(foto tomada en Ciudad de Buenos Aires, en pleno invierno, año 2018)
Sobre esto hace rato que quiero escribir. Pero no encuentro
las palabras, justas, necesarias, y es probable que esas palabras no existan. Además, duele. Allá por Julio – Agosto, conmovida y sacudida por la cantidad de gente que dormía
en la calle, se me ocurrió fotografiar a algunos. Lo hice sublevada al ver
desfilar ante mis ojos, tanto abandono, tanta desolación, tanta pobreza que –pienso
en estos días- no es lo mismo que la miseria, que abunda muchas veces entre
aquellos que más tienen, esas miserias cotidianas de la gente mezquina, egoísta,
vana, superficial, que se observan y se
sufren en el trabajo, en la calle, en la vida social, a veces en personas muy
cercanas y también en nosotros mismos. Pero la pobreza, el abandono, el haber caído
de un sistema, el no haber encontrado un lugar mejor que la calle para vivir, es
otra cosa. Los veo ahí, en las esquinas, en los cajeros, en las veredas, con
sus pocas posesiones algunos, con sus escasas pertenencias, este abrazado a su
perro, ella a sus libros y su vaso de cerveza, ellos dos que se tienen uno al
otro y sus puchos, unidos en un abrazo a la intemperie en la puerta de la Casa
del Teatro. Pienso tantas veces qué historias habrá detrás de estas imágenes,
de esta gente de carne y hueso, que tiene como cualquiera, hambre y sed, necesidades
y sueños que hubieran deseado cumplir. La falta de trabajo en algunos, de
vivienda, de amor. Cómo se descienden tantos escalones hasta llegar al más
bajo, y cómo nosotros, cómo este sistema, lo permite. Siento que tranquilamente
podría ser cualquiera de ellos, yo la que un día extraviada, huyera de mi vida,
de mis débiles vínculos afectivos, para buscar una libertad costosa que me dejaría, sucia, mal
vestida, anónima e invisible, tirada, como un trapo en alguna de esas veredas,
de esas esquinas. Aquél engañado, maltratado que elige dejar todo, huir, a esta
soledad desgarradora de la calle, llena de transeúntes que pasan todos los días
indiferentes, casi pisando o pateando al que está ya en las últimas, que ni
siquiera pide, que lo perdió todo, si es que tuvo alguna vez ese todo. Me
gustaría charlar con ellos, escuchar sus historias, y pienso, no serían
diferentes de las de cualquiera de nosotros, ella que se quedó sin trabajo y no
pudo pagar más el alquiler, a este otro a quien su esposa echó de su casa
porque se jugaba el sueldo en el bingo, en fin, mil y una maneras de caer, de
descuidarse y quedar así. ¿Y por qué dije: descuidarse? ¿Acaso no es este
sistema salvaje el que nos expulsa, nos limita, nos rotula, nos pone un código
de barras, un chip mental que nos dice, “merecés lo que tenés”?¿Qué hacer ante
todo esto? ¿Cuál debería ser mi respuesta? ¿Nuestra respuesta? No estoy segura.

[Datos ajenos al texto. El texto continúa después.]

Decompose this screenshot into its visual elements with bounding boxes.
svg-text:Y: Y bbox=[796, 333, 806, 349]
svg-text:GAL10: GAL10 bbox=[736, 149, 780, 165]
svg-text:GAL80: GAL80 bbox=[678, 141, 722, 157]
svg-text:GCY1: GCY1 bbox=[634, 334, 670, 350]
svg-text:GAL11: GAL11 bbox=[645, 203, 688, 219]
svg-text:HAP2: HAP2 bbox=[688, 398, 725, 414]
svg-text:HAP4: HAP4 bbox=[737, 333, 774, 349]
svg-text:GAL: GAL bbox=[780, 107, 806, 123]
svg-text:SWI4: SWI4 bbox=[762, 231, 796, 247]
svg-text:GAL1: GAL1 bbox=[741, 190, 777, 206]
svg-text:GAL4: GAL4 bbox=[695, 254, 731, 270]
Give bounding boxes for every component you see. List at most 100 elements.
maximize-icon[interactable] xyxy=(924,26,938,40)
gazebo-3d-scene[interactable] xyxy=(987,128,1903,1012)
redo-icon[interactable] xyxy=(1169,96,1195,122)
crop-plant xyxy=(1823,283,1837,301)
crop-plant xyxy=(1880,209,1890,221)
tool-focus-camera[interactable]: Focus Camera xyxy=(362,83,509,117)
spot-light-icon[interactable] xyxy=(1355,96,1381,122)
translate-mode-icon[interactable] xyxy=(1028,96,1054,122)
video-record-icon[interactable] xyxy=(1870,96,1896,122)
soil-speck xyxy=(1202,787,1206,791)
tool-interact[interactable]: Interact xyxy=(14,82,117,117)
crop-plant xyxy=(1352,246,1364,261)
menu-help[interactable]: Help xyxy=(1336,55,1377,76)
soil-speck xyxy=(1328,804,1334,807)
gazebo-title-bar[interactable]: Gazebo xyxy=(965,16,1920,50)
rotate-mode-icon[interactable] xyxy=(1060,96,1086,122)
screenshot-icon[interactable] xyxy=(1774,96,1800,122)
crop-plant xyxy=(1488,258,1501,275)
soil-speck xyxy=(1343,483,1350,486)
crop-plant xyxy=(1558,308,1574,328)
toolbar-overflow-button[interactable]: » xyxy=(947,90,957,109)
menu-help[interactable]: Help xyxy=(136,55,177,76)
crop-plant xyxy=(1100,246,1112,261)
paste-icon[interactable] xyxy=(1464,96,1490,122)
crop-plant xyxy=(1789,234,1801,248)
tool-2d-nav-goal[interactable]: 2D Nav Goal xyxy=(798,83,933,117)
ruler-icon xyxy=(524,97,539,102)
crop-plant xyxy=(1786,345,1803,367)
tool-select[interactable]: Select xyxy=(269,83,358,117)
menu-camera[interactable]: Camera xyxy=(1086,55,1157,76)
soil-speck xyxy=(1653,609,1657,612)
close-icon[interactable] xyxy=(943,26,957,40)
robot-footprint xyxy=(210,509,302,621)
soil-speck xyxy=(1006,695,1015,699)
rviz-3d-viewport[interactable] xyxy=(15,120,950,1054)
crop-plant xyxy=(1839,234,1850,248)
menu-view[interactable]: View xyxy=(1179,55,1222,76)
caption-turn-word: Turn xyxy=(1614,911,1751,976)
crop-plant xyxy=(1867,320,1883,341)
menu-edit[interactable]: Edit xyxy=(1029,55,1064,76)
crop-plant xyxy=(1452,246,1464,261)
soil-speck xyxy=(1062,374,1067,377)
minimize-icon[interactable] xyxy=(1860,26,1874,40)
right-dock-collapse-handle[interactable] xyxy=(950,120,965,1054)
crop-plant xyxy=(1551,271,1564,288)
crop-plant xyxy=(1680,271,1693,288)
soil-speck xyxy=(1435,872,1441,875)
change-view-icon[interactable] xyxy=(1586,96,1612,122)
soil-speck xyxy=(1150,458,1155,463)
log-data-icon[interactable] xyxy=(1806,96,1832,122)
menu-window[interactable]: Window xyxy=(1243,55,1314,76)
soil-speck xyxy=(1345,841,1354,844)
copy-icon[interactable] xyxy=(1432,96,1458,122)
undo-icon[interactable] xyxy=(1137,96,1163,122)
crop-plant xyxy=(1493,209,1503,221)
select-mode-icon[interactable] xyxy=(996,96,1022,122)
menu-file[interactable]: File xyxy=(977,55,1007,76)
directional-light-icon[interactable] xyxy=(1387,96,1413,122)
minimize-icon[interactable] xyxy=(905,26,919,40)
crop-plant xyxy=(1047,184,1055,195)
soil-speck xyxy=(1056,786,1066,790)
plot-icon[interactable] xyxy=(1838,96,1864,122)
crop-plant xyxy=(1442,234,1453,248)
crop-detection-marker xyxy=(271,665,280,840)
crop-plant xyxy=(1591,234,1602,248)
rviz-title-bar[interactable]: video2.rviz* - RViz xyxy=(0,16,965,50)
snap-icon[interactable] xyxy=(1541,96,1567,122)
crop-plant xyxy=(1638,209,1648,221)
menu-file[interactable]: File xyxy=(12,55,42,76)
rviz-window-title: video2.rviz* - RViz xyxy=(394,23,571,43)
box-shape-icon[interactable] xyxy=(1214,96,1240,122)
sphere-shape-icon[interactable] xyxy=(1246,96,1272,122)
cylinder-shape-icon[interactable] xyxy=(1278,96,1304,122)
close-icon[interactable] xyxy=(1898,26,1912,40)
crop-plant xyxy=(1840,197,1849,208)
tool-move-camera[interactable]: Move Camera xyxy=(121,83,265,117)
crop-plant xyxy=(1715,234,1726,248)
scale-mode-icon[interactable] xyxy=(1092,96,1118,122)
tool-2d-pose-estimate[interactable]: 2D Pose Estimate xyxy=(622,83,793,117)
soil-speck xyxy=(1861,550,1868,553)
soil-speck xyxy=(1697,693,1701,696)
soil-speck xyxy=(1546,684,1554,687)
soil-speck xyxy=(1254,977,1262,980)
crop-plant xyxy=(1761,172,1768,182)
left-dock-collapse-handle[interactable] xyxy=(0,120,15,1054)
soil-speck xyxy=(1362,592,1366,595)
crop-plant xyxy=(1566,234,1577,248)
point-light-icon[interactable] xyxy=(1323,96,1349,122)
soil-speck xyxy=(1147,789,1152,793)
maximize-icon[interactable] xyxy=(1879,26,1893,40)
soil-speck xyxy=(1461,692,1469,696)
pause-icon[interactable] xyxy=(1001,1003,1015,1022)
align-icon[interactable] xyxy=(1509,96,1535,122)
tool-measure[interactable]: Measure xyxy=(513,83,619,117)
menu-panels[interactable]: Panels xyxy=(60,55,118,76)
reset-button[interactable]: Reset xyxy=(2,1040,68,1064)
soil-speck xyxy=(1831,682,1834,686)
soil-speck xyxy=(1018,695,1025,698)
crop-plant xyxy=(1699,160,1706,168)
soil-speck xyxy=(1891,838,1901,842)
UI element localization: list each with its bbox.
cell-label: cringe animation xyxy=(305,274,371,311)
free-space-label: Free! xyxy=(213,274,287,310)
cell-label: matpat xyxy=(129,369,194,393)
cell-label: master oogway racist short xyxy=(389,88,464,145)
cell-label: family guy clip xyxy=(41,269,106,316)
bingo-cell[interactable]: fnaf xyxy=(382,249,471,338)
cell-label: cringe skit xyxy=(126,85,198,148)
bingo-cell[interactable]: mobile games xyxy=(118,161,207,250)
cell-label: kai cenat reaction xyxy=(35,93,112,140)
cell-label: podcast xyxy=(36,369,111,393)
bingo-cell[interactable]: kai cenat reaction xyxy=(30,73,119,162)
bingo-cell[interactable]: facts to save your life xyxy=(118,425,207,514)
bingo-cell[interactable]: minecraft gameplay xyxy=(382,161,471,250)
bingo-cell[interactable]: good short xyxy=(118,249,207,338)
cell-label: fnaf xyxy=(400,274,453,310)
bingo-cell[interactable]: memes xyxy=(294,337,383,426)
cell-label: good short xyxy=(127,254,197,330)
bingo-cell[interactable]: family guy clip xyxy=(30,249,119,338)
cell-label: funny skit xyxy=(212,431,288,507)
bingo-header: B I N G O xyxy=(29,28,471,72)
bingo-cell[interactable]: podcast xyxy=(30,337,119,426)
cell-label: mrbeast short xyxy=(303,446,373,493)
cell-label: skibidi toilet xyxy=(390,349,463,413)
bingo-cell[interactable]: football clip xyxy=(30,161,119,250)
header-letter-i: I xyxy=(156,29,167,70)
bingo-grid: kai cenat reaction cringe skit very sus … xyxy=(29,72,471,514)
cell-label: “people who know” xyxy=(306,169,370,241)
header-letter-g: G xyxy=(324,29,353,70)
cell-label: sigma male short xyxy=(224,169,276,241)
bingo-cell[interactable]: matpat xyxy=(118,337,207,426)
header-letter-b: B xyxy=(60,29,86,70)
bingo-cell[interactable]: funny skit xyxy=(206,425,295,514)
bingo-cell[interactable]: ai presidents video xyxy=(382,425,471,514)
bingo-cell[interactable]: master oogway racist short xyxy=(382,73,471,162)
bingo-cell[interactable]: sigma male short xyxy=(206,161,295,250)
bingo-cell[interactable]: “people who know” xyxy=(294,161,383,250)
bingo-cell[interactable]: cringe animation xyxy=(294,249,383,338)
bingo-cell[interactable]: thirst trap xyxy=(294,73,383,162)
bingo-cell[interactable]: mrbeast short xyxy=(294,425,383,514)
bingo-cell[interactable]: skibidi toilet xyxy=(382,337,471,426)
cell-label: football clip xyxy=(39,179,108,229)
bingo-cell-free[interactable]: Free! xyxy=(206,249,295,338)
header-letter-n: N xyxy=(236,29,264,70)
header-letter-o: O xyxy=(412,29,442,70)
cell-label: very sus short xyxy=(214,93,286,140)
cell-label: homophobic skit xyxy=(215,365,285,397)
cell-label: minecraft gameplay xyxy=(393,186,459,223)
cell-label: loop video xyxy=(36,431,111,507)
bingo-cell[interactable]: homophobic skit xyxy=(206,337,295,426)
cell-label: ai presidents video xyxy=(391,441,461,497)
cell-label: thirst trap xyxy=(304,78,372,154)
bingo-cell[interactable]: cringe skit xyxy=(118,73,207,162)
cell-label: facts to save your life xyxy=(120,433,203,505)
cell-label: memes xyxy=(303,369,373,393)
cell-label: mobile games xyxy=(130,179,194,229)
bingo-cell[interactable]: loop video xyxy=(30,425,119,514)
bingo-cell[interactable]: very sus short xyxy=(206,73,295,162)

Quizás una mayor conciencia social, un mayor compromiso con el otro, tan difícil
en este mundo que nos impulsa a “cuidar la propia quintita” y meterle para
adelante con las orejeras puestas, como los caballos, para evitar distracciones
y así lograr nuestros objetivos. Pienso una y mil veces y no encuentro
respuestas que me conformen porque esas respuestas deberían traducirse en
acciones concretas. Acciones que muchas veces dilato, porque estoy muy ocupada,
viviendo esta vida mía, pequeña, suficiente, feliz y egoísta.